Für das rund 5.400 Quadratmeter große Areal wurde B&O als Generalunternehmer mit der Bauausführung eines Wohnquartier beauftragt, das die Klimaschutzziele der Bundesregierung bereits heute übererfüllt und gleichzeitig sozialen Wohnraum bietet. Durch die energetisch optimierte Bauweise und den Einsatz innovativer Gebäudetechnik konnten die zwei achtgeschossigen Gebäude als klimaneutrale KfW-40-Plus-Energieeffizienzhäuser realisiert werden. Klimaneutralität bedeutet, dass ein Gebäude nur so viel CO2 ausstößt, wie die Natur auch wieder abbauen kann. Diese Größe ist für Gebäude mit 7 Kilogramm CO2 pro Quadratmeter und Jahr definiert. In der Sewanstraße wird mit einem Wert von -4 Kilogramm sogar eine negative CO2-Bilanz erreicht.

“Wir freuen uns, dass wir für die HOWOGE hier ein Vorzeigeprojekt nicht nur für Berlin umsetzen durften“, sagt Ragnar Ruhle, Geschäftsführer der Bau und Gebäudetechnik Berlin und fügt hinzu: „hier stand vor allem neben den ökologischen Zielen auch der soziale Anspruch im Mittelpunkt. Intelligente Gebäudetechnik und ein Umdenken im Bauwesen ist einer der wichtigsten Faktoren im Kampf gegen den Klimawandel.

Wir arbeiten schon lange mit der HOWOGE zusammen, und wir sind uns einig, dass wir mit dem ausgezeichneten Projekt den Startschuss für viele weitere Neubauten nach diesem Standard gesetzt haben.”

Innovative Energietechnik

Für die Energiebilanz der Gebäude sind neben der klimafreundlichen Bauweise die dezentralen Trinkwasserstationen, die kontrollierte Wohnraumlüftung mit Wärmerückgewinnung, die Flächenheizung sowie die hocheffiziente Photovoltaik-Anlage mit Batteriespeicher ausschlaggebend.

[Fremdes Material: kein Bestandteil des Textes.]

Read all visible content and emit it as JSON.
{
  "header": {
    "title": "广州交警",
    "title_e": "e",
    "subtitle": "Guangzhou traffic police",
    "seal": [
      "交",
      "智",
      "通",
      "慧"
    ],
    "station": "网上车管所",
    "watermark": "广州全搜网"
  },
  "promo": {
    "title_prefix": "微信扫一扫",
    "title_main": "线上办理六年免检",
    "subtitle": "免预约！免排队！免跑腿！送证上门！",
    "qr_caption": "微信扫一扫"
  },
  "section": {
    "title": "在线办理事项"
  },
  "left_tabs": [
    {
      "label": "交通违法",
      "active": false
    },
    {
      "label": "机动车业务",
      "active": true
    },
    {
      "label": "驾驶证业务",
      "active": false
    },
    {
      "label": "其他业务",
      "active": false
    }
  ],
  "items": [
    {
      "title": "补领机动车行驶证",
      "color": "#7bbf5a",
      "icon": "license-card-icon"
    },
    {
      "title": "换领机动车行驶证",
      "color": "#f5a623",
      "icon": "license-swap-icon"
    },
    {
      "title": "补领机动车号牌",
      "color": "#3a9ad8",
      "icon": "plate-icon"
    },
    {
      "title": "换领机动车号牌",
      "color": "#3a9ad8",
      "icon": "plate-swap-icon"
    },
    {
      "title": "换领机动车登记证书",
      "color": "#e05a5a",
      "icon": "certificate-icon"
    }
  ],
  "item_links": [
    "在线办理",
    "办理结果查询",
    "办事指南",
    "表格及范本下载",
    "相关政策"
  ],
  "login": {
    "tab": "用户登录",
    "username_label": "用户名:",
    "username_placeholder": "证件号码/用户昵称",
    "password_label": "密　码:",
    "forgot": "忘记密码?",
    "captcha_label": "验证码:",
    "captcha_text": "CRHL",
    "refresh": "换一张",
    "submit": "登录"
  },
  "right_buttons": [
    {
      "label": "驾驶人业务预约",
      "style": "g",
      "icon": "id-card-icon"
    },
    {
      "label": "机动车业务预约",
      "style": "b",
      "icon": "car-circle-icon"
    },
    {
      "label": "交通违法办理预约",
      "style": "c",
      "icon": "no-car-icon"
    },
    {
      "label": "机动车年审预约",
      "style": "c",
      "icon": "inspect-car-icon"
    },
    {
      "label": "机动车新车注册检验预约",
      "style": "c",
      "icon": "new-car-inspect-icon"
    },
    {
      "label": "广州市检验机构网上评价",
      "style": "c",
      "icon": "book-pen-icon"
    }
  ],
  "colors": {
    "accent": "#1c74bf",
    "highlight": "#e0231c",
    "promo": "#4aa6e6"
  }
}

Allein die dezentralen Wohnungsstationen für die Trinkwasser- und Wärmeversorgung sparen bis zu 30 Prozent Energie, weil sie mit niedrigen Systemtemperaturen arbeiten. Das Wasser wird auf nur 45 Grad erwärmt. Herkömmliche Systeme erhitzen das Wasser hingegen zentral auf 60 Grad und verteilen es dann im Haus. In Folge der langen Wege, die das Wasser zurücklegen muss, kommt es zu enormen Wärmeverlusten. Diese Verluste werden hier vermieden.

Neben der Trinkwasserstation verfügt jede Wohnung über eine Wohnraumlüftung mit Wärmerückgewinnung. Das Prinzip funktioniert, indem die verbrauchte, warme Luft nach außen geleitet und gleichzeitig kalte Luft angesaugt wird. So wird die Wärme der verbrauchten Abluft verwendet, um die frische und kalte Außenluft ganz ohne Heizung über einen Kreuzstromwärmetauscher auf angenehme Temperaturen zu bringen. Auf diesem Weg kann ein Wärmerückgewinnngsgrad von größer 80 Prozent erreicht werden.

Trotz der hohen energetischen Anforderungen, die das Quartier erfüllt, wurde hier ein für alle Bevölkerungsschichten bezahlbarer Wohnraum geschaffen. So werden 50 Prozent der 99 Wohnungen gefördert und zu Einstiegsmieten ab 6,50 Euro pro Quadratmeter vermietet. Für die übrigen Einheiten liegt der Quadratmeterpreis im Schnitt unter 10 Euro.

Damit zahlt das Projekt nicht nur auf das Klima ein, sondern bietet ebenfalls nennenswerte Vorteile für eine sozialverträgliche Stadtentwicklung.